U.S. gas tops $4 as Hormuz closure roils oil markets

U.S. average gas price topped $4 a gallon Tuesday for the first time since 2022 after Iran shut the Strait of Hormuz; IEA members plan a 400 million-barrel reserve release as crude trades near $104.
U.S. average gasoline prices climbed above $4 a gallon on Tuesday for the first time since 2022, AAA data show, after Iran shut the Strait of Hormuz during the U.S.-Israeli war on Iran, disrupting a corridor that handles about one-fifth of global oil shipments.
Prices at the pump have risen more than 30% since the conflict began on Feb. 28. Global crude traded near $105 a barrel on Tuesday, nearly 50% higher than before the war.

Oil is priced globally, so U.S. fuel costs track world benchmarks even though the country is a net petroleum exporter. Crude is the largest component of gasoline prices, making up more than half of what drivers pay, according to the U.S. Energy Information Administration.
To ease the strain, members of the International Energy Agency plan to release 400 million barrels from emergency reserves, the largest coordinated draw in the 32-country group’s history.

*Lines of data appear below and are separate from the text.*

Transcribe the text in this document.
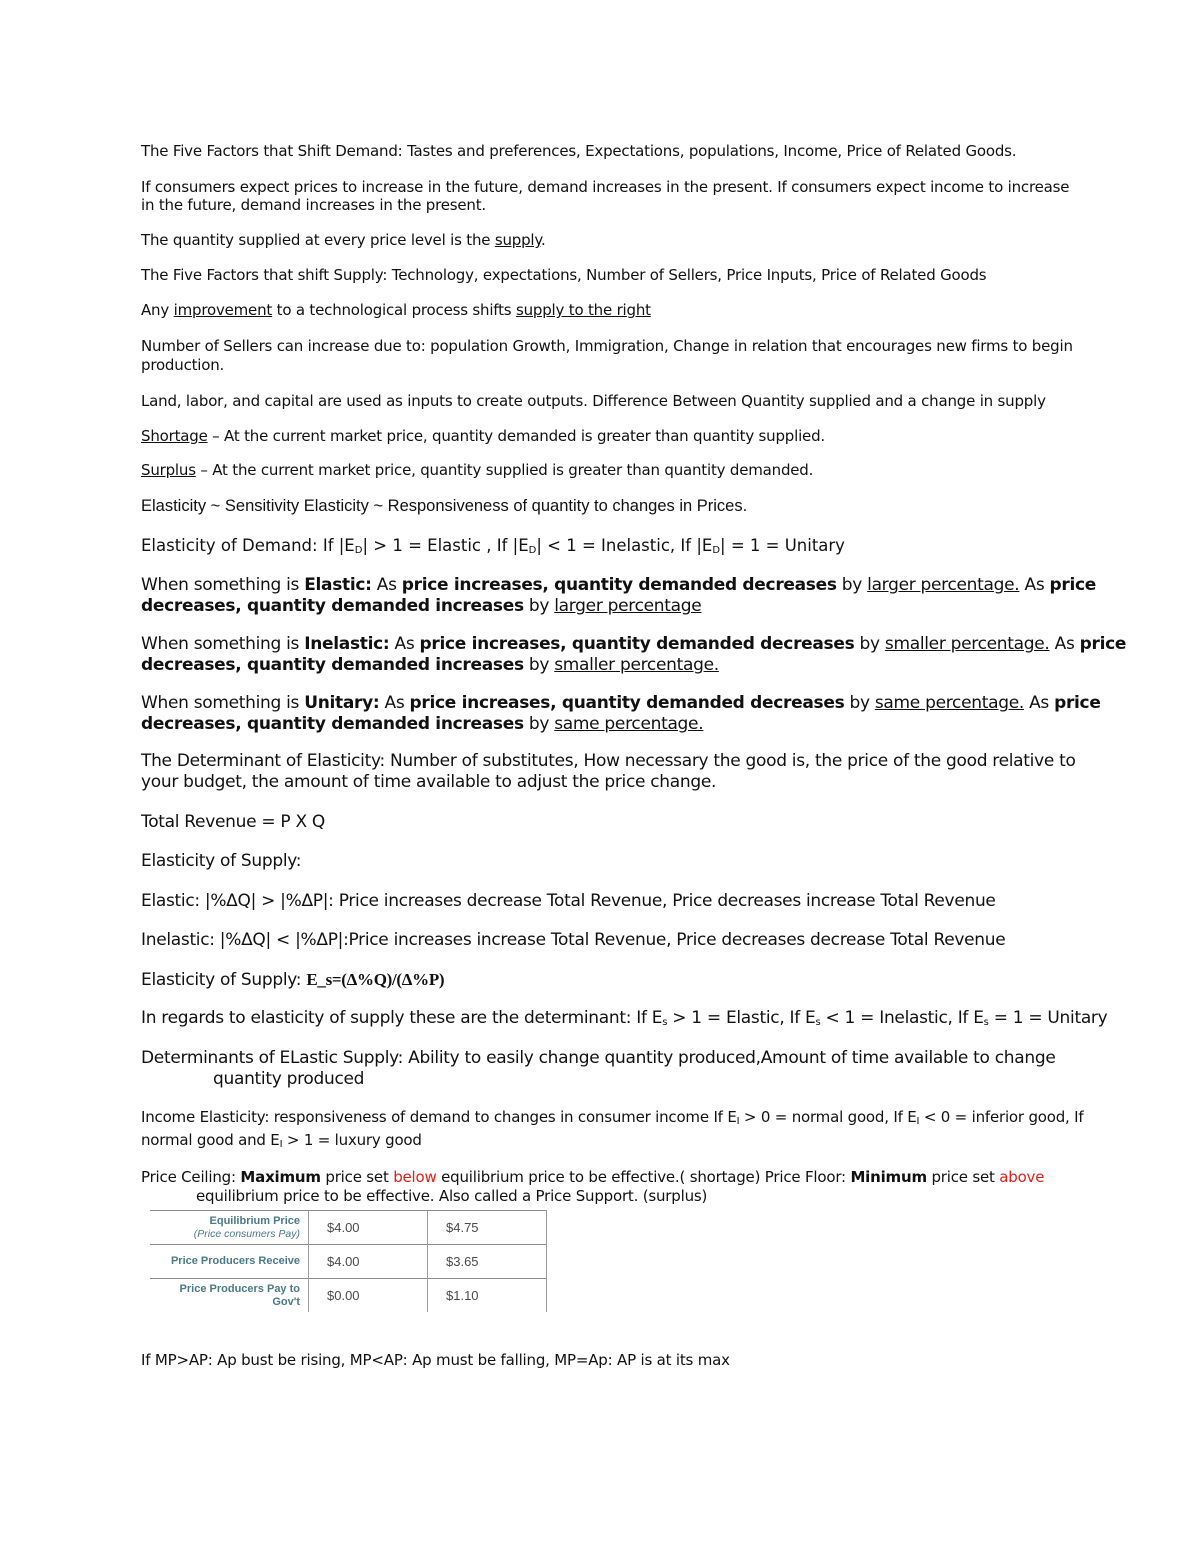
The Five Factors that Shift Demand: Tastes and preferences, Expectations, populations, Income, Price of Related Goods.

If consumers expect prices to increase in the future, demand increases in the present. If consumers expect income to increase

in the future, demand increases in the present.

The quantity supplied at every price level is the supply.

The Five Factors that shift Supply: Technology, expectations, Number of Sellers, Price Inputs, Price of Related Goods

Any improvement to a technological process shifts supply to the right

Number of Sellers can increase due to: population Growth, Immigration, Change in relation that encourages new firms to begin

production.

Land, labor, and capital are used as inputs to create outputs. Difference Between Quantity supplied and a change in supply

Shortage – At the current market price, quantity demanded is greater than quantity supplied.

Surplus – At the current market price, quantity supplied is greater than quantity demanded.

Elasticity ~ Sensitivity Elasticity ~ Responsiveness of quantity to changes in Prices.

Elasticity of Demand: If $|E_D| > 1$ = Elastic , If $|E_D| < 1$ = Inelastic, If $|E_D| = 1$ = Unitary

When something is Elastic: As price increases, quantity demanded decreases by larger percentage. As price

decreases, quantity demanded increases by larger percentage

When something is Inelastic: As price increases, quantity demanded decreases by smaller percentage. As price

decreases, quantity demanded increases by smaller percentage.

When something is Unitary: As price increases, quantity demanded decreases by same percentage. As price

decreases, quantity demanded increases by same percentage.

The Determinant of Elasticity: Number of substitutes, How necessary the good is, the price of the good relative to

your budget, the amount of time available to adjust the price change.

Total Revenue = P X Q

Elasticity of Supply:

Elastic: |%ΔQ| > |%ΔP|: Price increases decrease Total Revenue, Price decreases increase Total Revenue

Inelastic: |%ΔQ| < |%ΔP|:Price increases increase Total Revenue, Price decreases decrease Total Revenue

Elasticity of Supply: E_s=(Δ%Q)/(Δ%P)

In regards to elasticity of supply these are the determinant: If $E_s > 1$ = Elastic, If $E_s < 1$ = Inelastic, If $E_s = 1$ = Unitary

Determinants of ELastic Supply: Ability to easily change quantity produced,Amount of time available to change

quantity produced

Income Elasticity: responsiveness of demand to changes in consumer income If $E_I > 0$ = normal good, If $E_I < 0$ = inferior good, If

normal good and $E_I > 1$ = luxury good

Price Ceiling: Maximum price set below equilibrium price to be effective.( shortage) Price Floor: Minimum price set above

equilibrium price to be effective. Also called a Price Support. (surplus)

If MP>AP: Ap bust be rising, MP<AP: Ap must be falling, MP=Ap: AP is at its max

Equilibrium Price
(Price consumers Pay)	$4.00	$4.75
Price Producers Receive	$4.00	$3.65
Price Producers Pay to Gov't	$0.00	$1.10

The United States is preparing the second-largest drawdown from the nation’s emergency reserve, which will account for nearly half of the planned release.
Alongside the reserve release, the administration has eased sanctions on Russian oil and suspended a key regulation governing domestic oil transport, while working to restore tanker traffic through the Strait of Hormuz.
In remarks in Canberra, Australia, IEA Executive Director Fatih Birol characterized the shock as exceeding the combined impact of the energy crises of the 1970s. He called it a “major, major threat” to the global economy and warned that no country would be “immune to the effects of this crisis if it continues to go in this direction.”
Tuesday’s average is the highest U.S. pump price since August 2022, when gasoline last topped $4 a gallon after Russia’s invasion of Ukraine.